The sea is his, for he made it,
and the dry land, which his hands have formed."
-- because, while praying it, I am surrounded by the sounds of that creation! It is as if the song sparrow and the house finch and the tufted tit mouse are providing a soundtrack with their singing! I only have to be paying attention, to notice the daily blessings of God's presence that surround me, and to be centered in God's presence.
I remember the first time I prayed Morning Prayer at a beach front cottage, and came to the line from Psalm 95: "The sea is his, for he made it..." I simply found myself staring out across the ocean, lost in the presence of God.
Of course, that only happens when I'm praying a line from a Psalm. If I'm just reading the Psalm, then that's merely intellectual activity, in my head. Then I'm not open to God as I am in prayer.
I remember a dramatic incident of a Psalm describing exactly what we were experiencing. It was during a stay at Mepkin Abbey in South Carolina, where the Trappist monks gather for prayer seven times a day, and the heart of each prayer office is the chanting of the Psalms. (In their worship, the Trappists pray all 150 Psalms every two weeks.)

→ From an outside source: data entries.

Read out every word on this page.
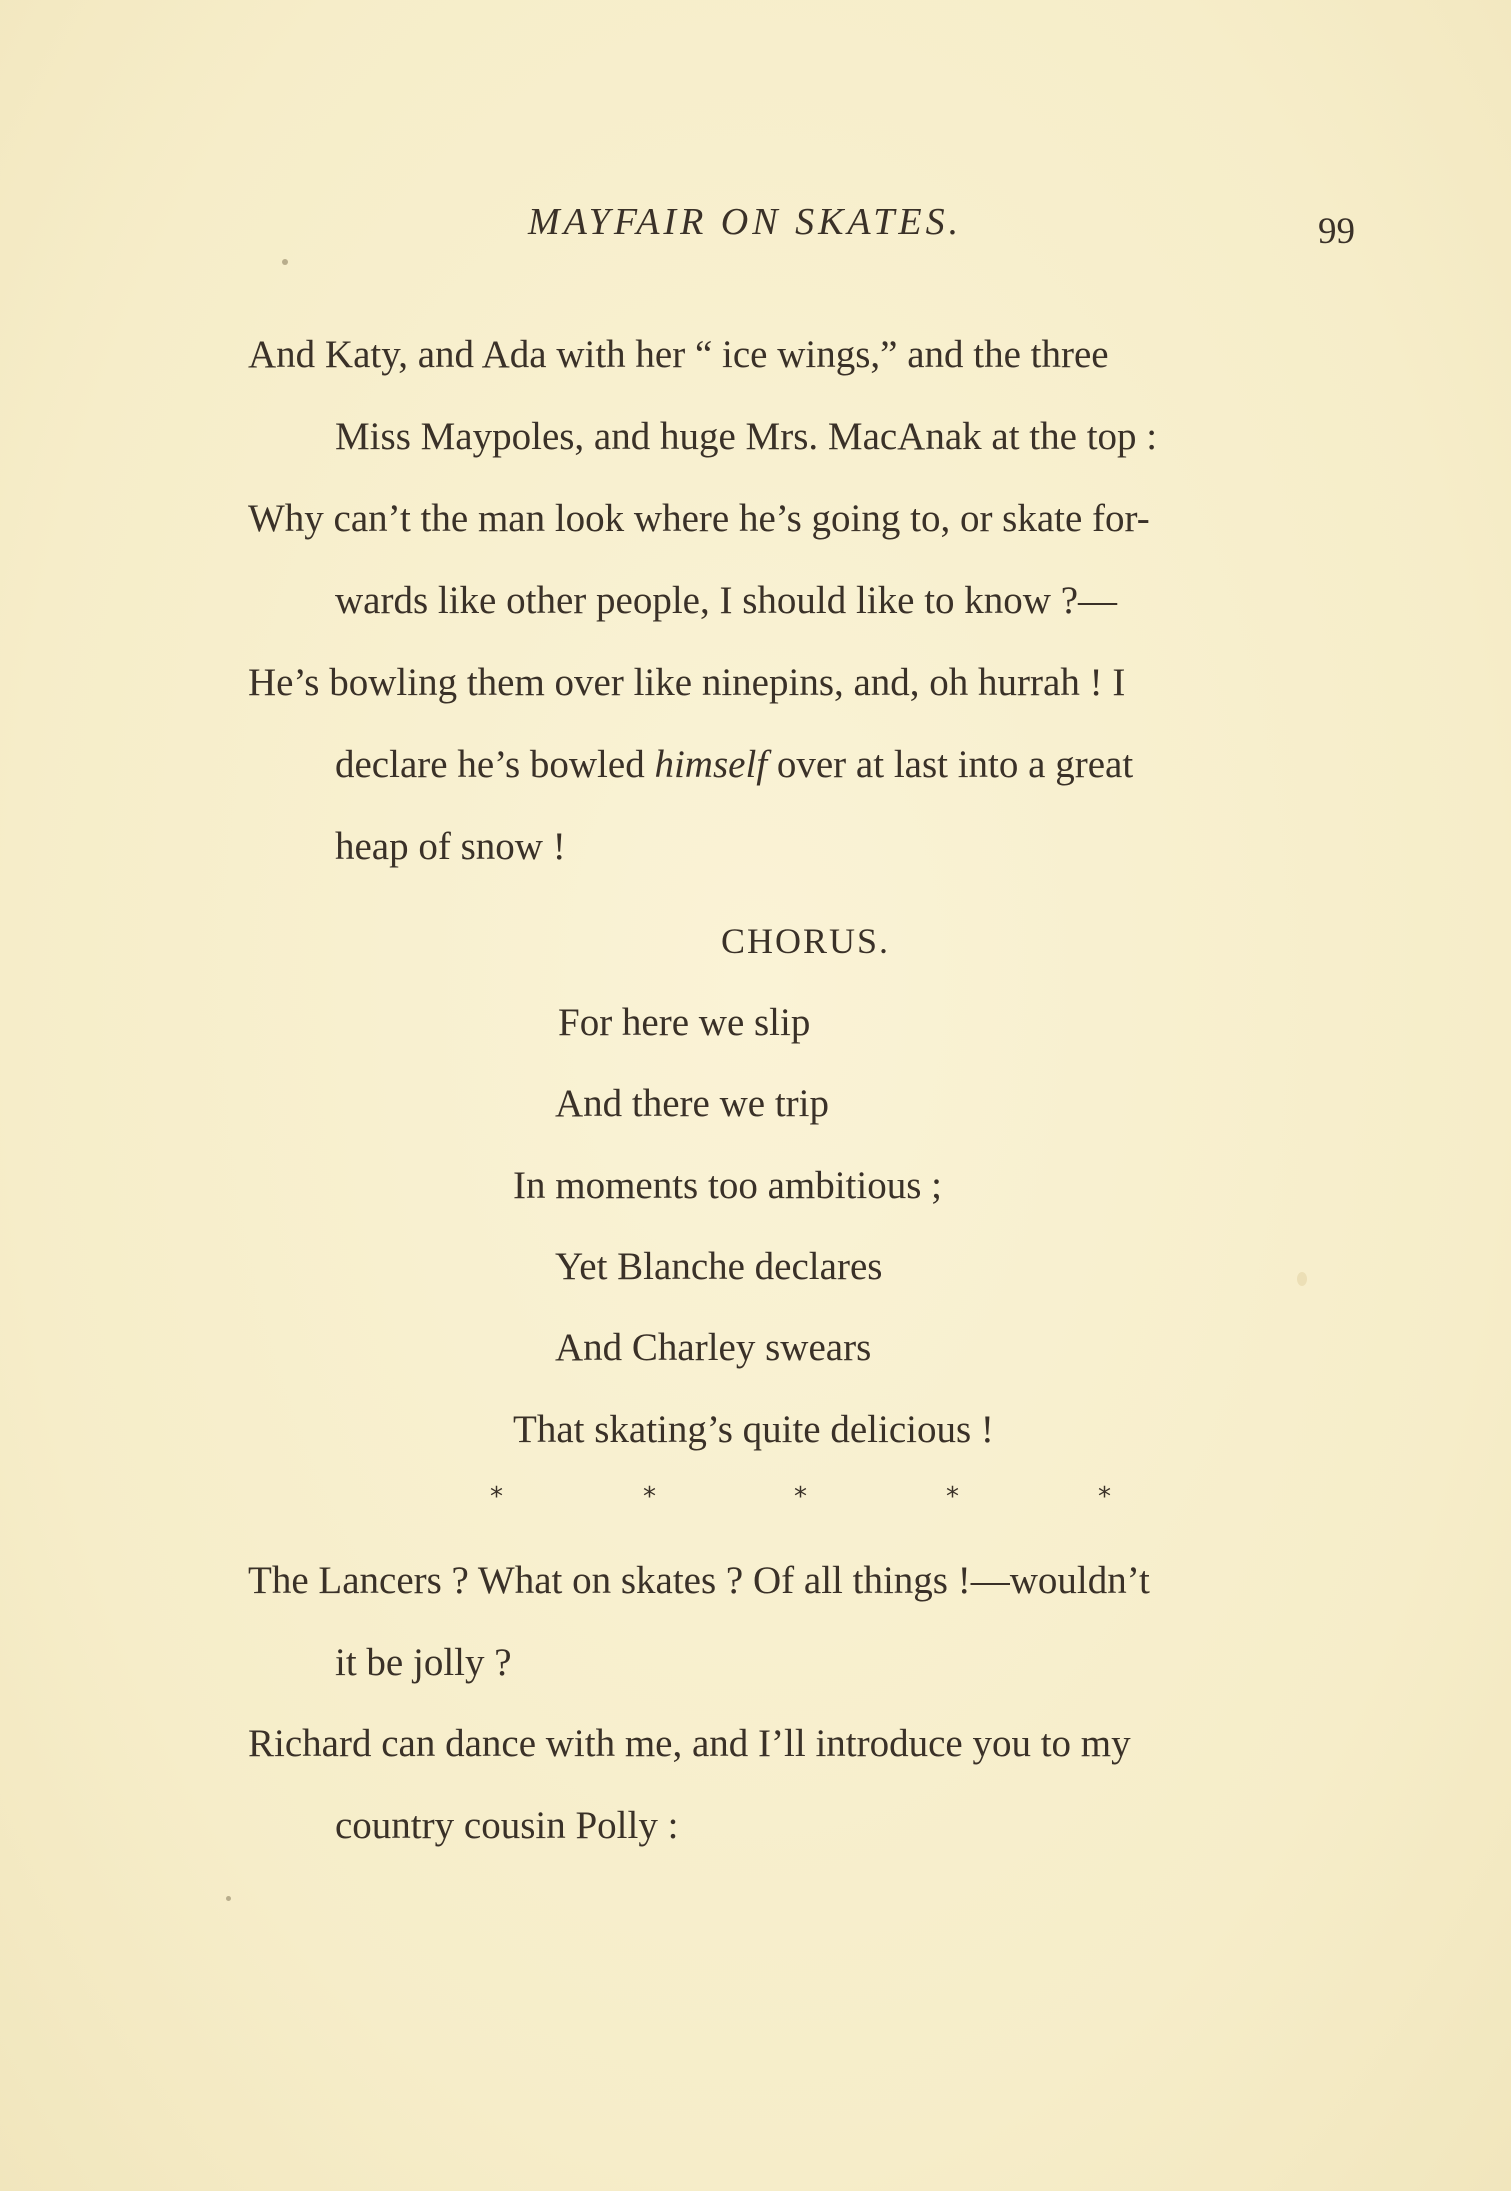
MAYFAIR ON SKATES.	99
And Katy, and Ada with her “ ice wings,” and the three
Miss Maypoles, and huge Mrs. MacAnak at the top :
Why can’t the man look where he’s going to, or skate for-
wards like other people, I should like to know ?—
He’s bowling them over like ninepins, and, oh hurrah ! I
declare he’s bowled himself over at last into a great
heap of snow !
CHORUS.
For here we slip
And there we trip
In moments too ambitious ;
Yet Blanche declares
And Charley swears
That skating’s quite delicious !
*	*	*	*	*
The Lancers ? What on skates ? Of all things !—wouldn’t
it be jolly ?
Richard can dance with me, and I’ll introduce you to my
country cousin Polly :
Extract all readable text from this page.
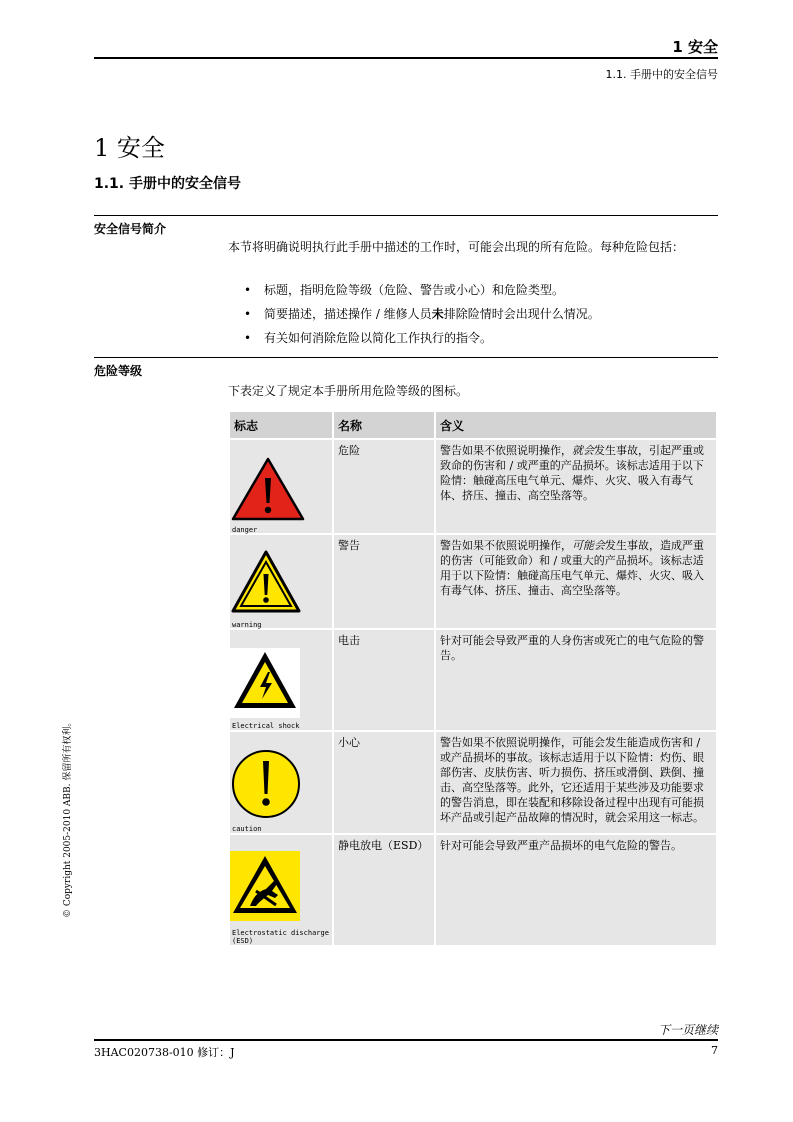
1 安全
1.1. 手册中的安全信号
1 安全
1.1. 手册中的安全信号
安全信号简介
本节将明确说明执行此手册中描述的工作时，可能会出现的所有危险。每种危险包括：
• 标题，指明危险等级（危险、警告或小心）和危险类型。
• 简要描述，描述操作 / 维修人员未排除险情时会出现什么情况。
• 有关如何消除危险以简化工作执行的指令。
危险等级
下表定义了规定本手册所用危险等级的图标。
标志	名称	含义

danger	危险	警告如果不依照说明操作，就会发生事故，引起严重或致命的伤害和 / 或严重的产品损坏。该标志适用于以下险情：触碰高压电气单元、爆炸、火灾、吸入有毒气体、挤压、撞击、高空坠落等。

warning	警告	警告如果不依照说明操作，可能会发生事故，造成严重的伤害（可能致命）和 / 或重大的产品损坏。该标志适用于以下险情：触碰高压电气单元、爆炸、火灾、吸入有毒气体、挤压、撞击、高空坠落等。

Electrical shock	电击	针对可能会导致严重的人身伤害或死亡的电气危险的警告。

caution	小心	警告如果不依照说明操作，可能会发生能造成伤害和 / 或产品损坏的事故。该标志适用于以下险情：灼伤、眼部伤害、皮肤伤害、听力损伤、挤压或滑倒、跌倒、撞击、高空坠落等。此外，它还适用于某些涉及功能要求的警告消息，即在装配和移除设备过程中出现有可能损坏产品或引起产品故障的情况时，就会采用这一标志。

Electrostatic discharge (ESD)	静电放电（ESD）	针对可能会导致严重产品损坏的电气危险的警告。
下一页继续
3HAC020738-010 修订：J	7
© Copyright 2005-2010 ABB. 保留所有权利。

I had joined them at the first prayer office, Vigils, at 3:30 AM. Before the next prayer office, Lauds, it had started raining, and as monks and visitors made their way back to the church, still in the darkness of early morning, the rain had become torrential! And it happened that one of the appointed Psalms was Psalm 65. With our wet clothes and with the sound of the rain so loud on the roof that it threatened to drown out our voices, we came to verses 9 and 10. None of the monks laughed out loud. But there were smiles and sparkling eyes as they glanced at each other. What joy in being made aware of God's presence and blessings!